Capturing groups is to save the matched contents of regular expressions into numbered or explicitly named groups in memory for later reference.

In cases where () is used for special reasons but there is no need to reference it, you can use a non-capture group declaration to prevent it from being used as a capture group and reduce memory waste

let str1 = `let the river dry up`; str1 = str1.replace(/let|the/, "m"); console.log(1, str1); // 1 m the river dry up let str2 = `let the river dry up`; str2 = str2.replace(/[abcde]/, "o"); console.log(2, str2); // 2 lot the river dry up let str3 = `let the river dry up`; str3 = str3.replace(/[^abcde]/, "o"); console.log(3, str3); // 3 oet the river dry up let str4 = "Sir, yes Sir in Do you copy? Sir, yes Sir!" ; str4 = str4.replace(/(? <title>\w+), yes \k<title>/, "Hello"); console.log(4, str4); // 4 Hello in Do you copy? Sir, yes Sir!Copy the code

quantifiers

When matching characters, you sometimes need to specify the number of expressions or characters to match. Quantifiers can indicate the number of expressions or characters you want to match.

  • x*Used to matchxZero or more times.
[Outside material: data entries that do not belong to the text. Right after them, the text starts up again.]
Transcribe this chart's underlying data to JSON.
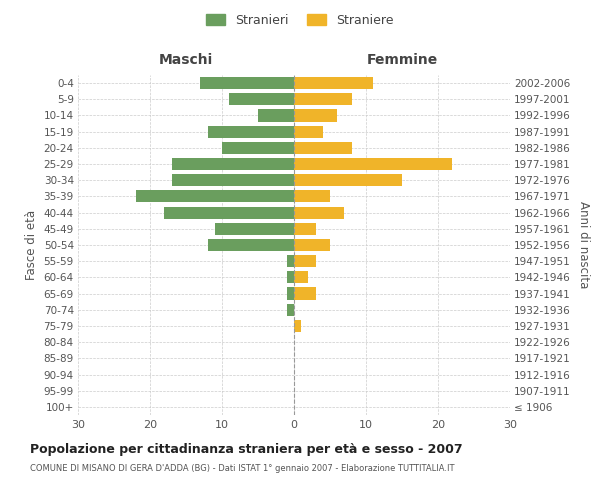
{
  "age_groups": [
    "100+",
    "95-99",
    "90-94",
    "85-89",
    "80-84",
    "75-79",
    "70-74",
    "65-69",
    "60-64",
    "55-59",
    "50-54",
    "45-49",
    "40-44",
    "35-39",
    "30-34",
    "25-29",
    "20-24",
    "15-19",
    "10-14",
    "5-9",
    "0-4"
  ],
  "birth_years": [
    "≤ 1906",
    "1907-1911",
    "1912-1916",
    "1917-1921",
    "1922-1926",
    "1927-1931",
    "1932-1936",
    "1937-1941",
    "1942-1946",
    "1947-1951",
    "1952-1956",
    "1957-1961",
    "1962-1966",
    "1967-1971",
    "1972-1976",
    "1977-1981",
    "1982-1986",
    "1987-1991",
    "1992-1996",
    "1997-2001",
    "2002-2006"
  ],
  "maschi": [
    0,
    0,
    0,
    0,
    0,
    0,
    1,
    1,
    1,
    1,
    12,
    11,
    18,
    22,
    17,
    17,
    10,
    12,
    5,
    9,
    13
  ],
  "femmine": [
    0,
    0,
    0,
    0,
    0,
    1,
    0,
    3,
    2,
    3,
    5,
    3,
    7,
    5,
    15,
    22,
    8,
    4,
    6,
    8,
    11
  ],
  "color_maschi": "#6a9e5e",
  "color_femmine": "#f0b429",
  "title": "Popolazione per cittadinanza straniera per età e sesso - 2007",
  "subtitle": "COMUNE DI MISANO DI GERA D'ADDA (BG) - Dati ISTAT 1° gennaio 2007 - Elaborazione TUTTITALIA.IT",
  "legend_maschi": "Stranieri",
  "legend_femmine": "Straniere",
  "xlabel_left": "Maschi",
  "xlabel_right": "Femmine",
  "ylabel_left": "Fasce di età",
  "ylabel_right": "Anni di nascita",
  "xlim": 30,
  "background_color": "#ffffff",
  "grid_color": "#cccccc"
}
For example,/bo*/matchingbin Birdnothing in goat.
  • x+Used to matchxOne or more times./x+/The equivalent of{1,}.
  • x?Used to matchxZero or one.
  • x{n}Used to matchx nTime,nIs a positive integer.
  • x{n,}Used to matchx >=nWhere “n” is a positive integer.
  • x{n,m}Used to matchx nm
let str = `let the river dry up`; str = str.replace(/et*/, "a"); console.log(1, str); // 1 la the river dry up let str1 = `let the river dry up`; str1 = str1.replace(/e+/, "a"); console.log(2, str1); // 2 lat the river dry up let str2 = `let the river dry up`; str2 = str2.replace(/e? et? /, "a"); console.log(3, str2); // 3 la the river dry up let str3 = `let the riveer dry up`; str3 = str3.replace(/e{2}/, "a"); console.log(4, str3); // 4 let the rivar dry up let str4 = `let the riveer dry up`; str4 = str4.replace(/e{2,}/, "a"); console.log(5, str4); // 5 let the rivar dry up let str5 = `let theee riveer dry up`; Str5 = str5. Replace (/ e {1, 3}, "a"); console.log(6, str5); // 6 lat theee riveer dry upCopy the code

tag

Regular expressions in JavaScript have five commonly used tags that enhance regular expression patterns.

  • dUsed to generate indexes for substring matches.
  • gUsed to represent a global search.
  • iUsed to represent case-insensitive searches.
  • mUsed for multi-line matching to make boundary characters^$Matches the beginning and end of each line, multiple lines, not the beginning and end of the entire string.
  • sSpecial characters dot.Contains a newline character\n, by default.Is to match the division newline character\nAny character other than that, plussAfter the modifier,.Contains a newline character\n.

conclusion

Regular expression is more commonly used in WEB programming, form input validation in project development, content retrieval in crawler software. Higher-order usage is used to generate code, as in software developed using the MVC architecture, there are still many general rules that can be used to generate code using regex.